5.1 Worked Elimination with a Swap¶

Consider a matrix whose (0,0) entry is zero, forcing a swap:

A = [ 0 2 1 ]
    [ 1 1 1 ]
    [ 3 1 2 ]

Column 0. Pivot (0,0) = 0; swap row 0 with row 1 (first nonzero below), sign = −1:

[ 1 1 1 ]
[ 0 2 1 ]
[ 3 1 2 ]

Eliminate row 2: row 2 ← row 2 − 3·row 0 = [0, −2, −1] (a row-add, no det change):

[ 1 1 1 ]
[ 0 2 1 ]
[ 0 −2 −1 ]

Column 1. Pivot (1,1) = 2; eliminate row 2: row 2 ← row 2 − (−1)·row 1 = [0, 0, 0]:

[ 1 1 1 ]
[ 0 2 1 ]
[ 0 0 0 ]

Read off. The diagonal is (1, 2, 0), product 0, and det(A) = sign · 0 = 0. The matrix is singular — the third row collapsed to zero, revealing the row dependence row2_orig = 3·row1_orig − .... The single swap flipped the sign to −1, but since the pivot product is 0 the sign is immaterial here. Had the bottom pivot been nonzero, the final answer would have carried the −1.

6. The Bareiss Algorithm and Sylvester's Identity (Fraction-Free Correctness)¶

Plain elimination over a field divides by pivots, introducing fractions. The Bareiss algorithm performs fraction-free elimination whose every intermediate is an integer equal to a minor's determinant.
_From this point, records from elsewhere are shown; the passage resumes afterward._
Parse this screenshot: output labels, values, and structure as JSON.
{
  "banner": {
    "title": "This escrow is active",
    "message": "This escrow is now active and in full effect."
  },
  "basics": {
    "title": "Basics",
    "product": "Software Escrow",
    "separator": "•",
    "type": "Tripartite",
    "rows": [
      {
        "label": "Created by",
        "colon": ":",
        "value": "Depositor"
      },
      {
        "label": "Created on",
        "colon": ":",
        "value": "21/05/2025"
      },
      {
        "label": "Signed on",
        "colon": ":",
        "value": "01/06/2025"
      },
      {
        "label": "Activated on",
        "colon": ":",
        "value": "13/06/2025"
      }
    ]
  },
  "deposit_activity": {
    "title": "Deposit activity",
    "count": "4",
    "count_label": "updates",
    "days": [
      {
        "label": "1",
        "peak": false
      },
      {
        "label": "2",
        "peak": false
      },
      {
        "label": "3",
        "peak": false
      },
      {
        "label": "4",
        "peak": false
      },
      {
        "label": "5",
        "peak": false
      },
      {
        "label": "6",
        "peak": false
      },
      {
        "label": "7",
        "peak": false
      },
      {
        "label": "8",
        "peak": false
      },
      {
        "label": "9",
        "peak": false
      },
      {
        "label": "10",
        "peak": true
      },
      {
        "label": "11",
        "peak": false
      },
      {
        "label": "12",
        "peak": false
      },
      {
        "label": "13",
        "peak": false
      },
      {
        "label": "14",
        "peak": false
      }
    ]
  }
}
Definition 6.1 (Bareiss update). Let a^{(0)} = A, a^{(−1)}_{00} := 1 (the initial "previous pivot"). After choosing pivot (k,k) (assumed nonzero), define for r, c > k:

a^{(k)}[r][c] = ( a^{(k-1)}[k][k] · a^{(k-1)}[r][c] − a^{(k-1)}[r][k] · a^{(k-1)}[k][c] ) / a^{(k-2)}[k-1][k-1],

where a^{(k-2)}[k-1][k-1] is the previous pivot (taken as 1 for k = 0).

Theorem 6.2 (Sylvester's identity / integer-preservation). Each a^{(k)}[r][c] equals the determinant of the (k+2)×(k+2) submatrix of A formed by rows {0,…,k, r} and columns {0,…,k, c}. In particular a^{(k)}[r][c] ∈ R (the division is exact), and the final entry a^{(n-2)}[n-1][n-1] = det(A).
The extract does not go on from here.